Но теперь его жизнь должна была полностью измениться. Он чувствовал горе, ужас и, что еще хуже, надежду. Он старался подавить в себе надежду, подавить желание, которое питало иллюзию, которая в свою очередь питала надежду; как когда-то давно жгучее желание освободить Варшаву питало иллюзорную надежду тех, кто сражался и погибал в разрушенном городе. Он не должен думать… ни о чем, что хотелось бы получить… и что могло бы, в любом смысле, быть… возможным. Лучше думать об этом как о чем-то маловероятном, уходящем, утрачиваемом. Его счастье, думал он, досталось ему по недосмотру, по ошибке судьбы и теперь закончилось. Почти за каждым несчастьем стоит моральная вина. Он как Польша, его история есть и должна быть — страдание. Он виновен, потому что отец бежал из страны, потому что брат умер, а мать зачахла в тюремной камере отчуждения. Теперь ему больше нечего ждать, кроме возврата к безрадостному одиночеству, из которого он пришел. С какими иллюзиями он жил, какими мечтами упивался! И думал, что, по крайней мере, его тайна не причиняет вреда — другим, конечно, но и ему тоже.

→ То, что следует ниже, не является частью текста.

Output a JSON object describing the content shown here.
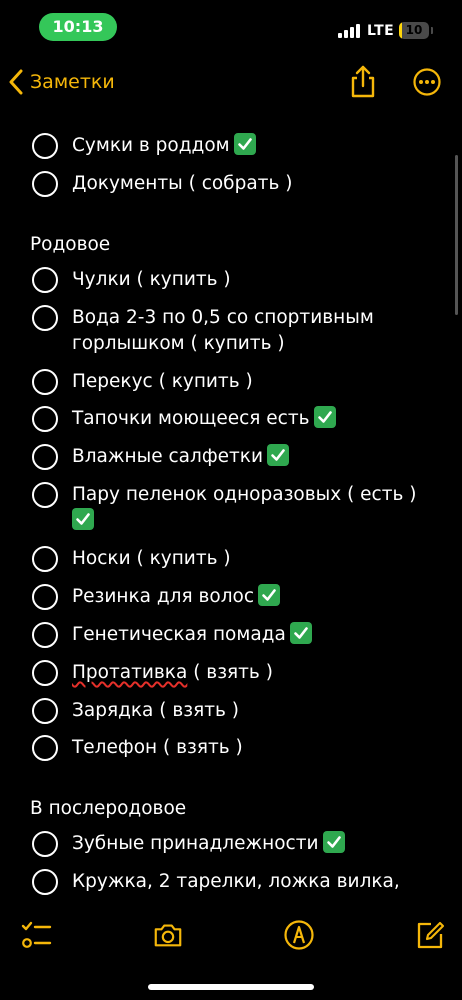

Гай, все это было благодаря Гаю, но скоро Гай умрет, и его, Графа, мир превратится в безжизненную планету. Без Гая он не мог находиться рядом с Гертрудой и быть в безопасности, рядом с Гертрудой и быть счастливым, рядом с ней вечно. Не мог… если только… но это…
Сейчас он старался думать о Гае, скорбеть о Гае, лежащем на высоких подушках, с лицом изможденным и старческим, с его неведомыми мыслями, читающем «Одиссею». Гай говорил о себе как об Одиссее. Но теперь это другая история. Одиссей поднимал парус, готовясь отправиться в последнее странствие, из которого никогда не вернется домой, к семье. А Пенелопа… Внезапно Граф отчетливо увидел эту картину: Пенелопа и женихи! Они осаждают Пенелопу; но на этот раз хозяин уже не вернется, не заявит, что она его верная жена. Ей предстоит стать добычей ничтожеств. И они тут… они уже… окружили ее… Граф выключил радио и уткнулся лицом в ладони.
Пока Граф слушал по радио программу, посвященную музыке Возрождения, Гертруда успела поужинать (супом и сыром) и пожелать спокойной ночи Гаю. Ночная сиделка читала в спальне, примыкавшей к комнате Гая. Гертруда не могла читать. Никакая книга не могла помочь ей сейчас. Она ходила взад и вперед по комнате. Подумала о сигарете, но в доме сигарет не держали. (Виктор убедил большинство домашних отказаться от курения.) Поправила хризантемы в зеленой вазе. Выглянула в окно. Снег прекратился. Жалко. Хотелось, чтобы погода разбушевалась. Хотелось настоящего бурана, гор снега. Воющего ветра, потопа, урагана, который снес бы дом вместе с нею и Гаем в нем. Чтобы его смерть стала и ее смертью. Как она сможет перенести такое горе и не умереть?! Она взглянула на часы. Было еще опасно рано, чтобы ложиться в постель.
Зазвонил телефон.
Она быстро прикрыла его, так что гудок стал едва слышен. Она просила друзей не звонить поздно вечером. Кто бы это мог быть, в десять-то часов? Она сняла трубку и деловым тоном, как требовал Гай, произнесла номер.
— Алло, Гертруда?
— Да.
— Это Анна.
— Кто? — не расслышав, переспросила Гертруда.
— Анна, Анна Кевидж.
Озадаченная, ничего не понимающая Гертруда пыталась сообразить:
— Анна?
— Да, это я!
— Но… но вам же, насколько я знаю, запрещено пользоваться телефоном…
На другом конце раздался смех:
— Дело в том, что я в телефонной будке возле вокзала Виктория.
— Анна… не может быть… что случилось?..
— Я ушла.
— Ты имеешь в виду, ушла… насовсем?..
— Да.
Анна, будучи схимницей, последние пятнадцать лет безвыходно провела в монастыре.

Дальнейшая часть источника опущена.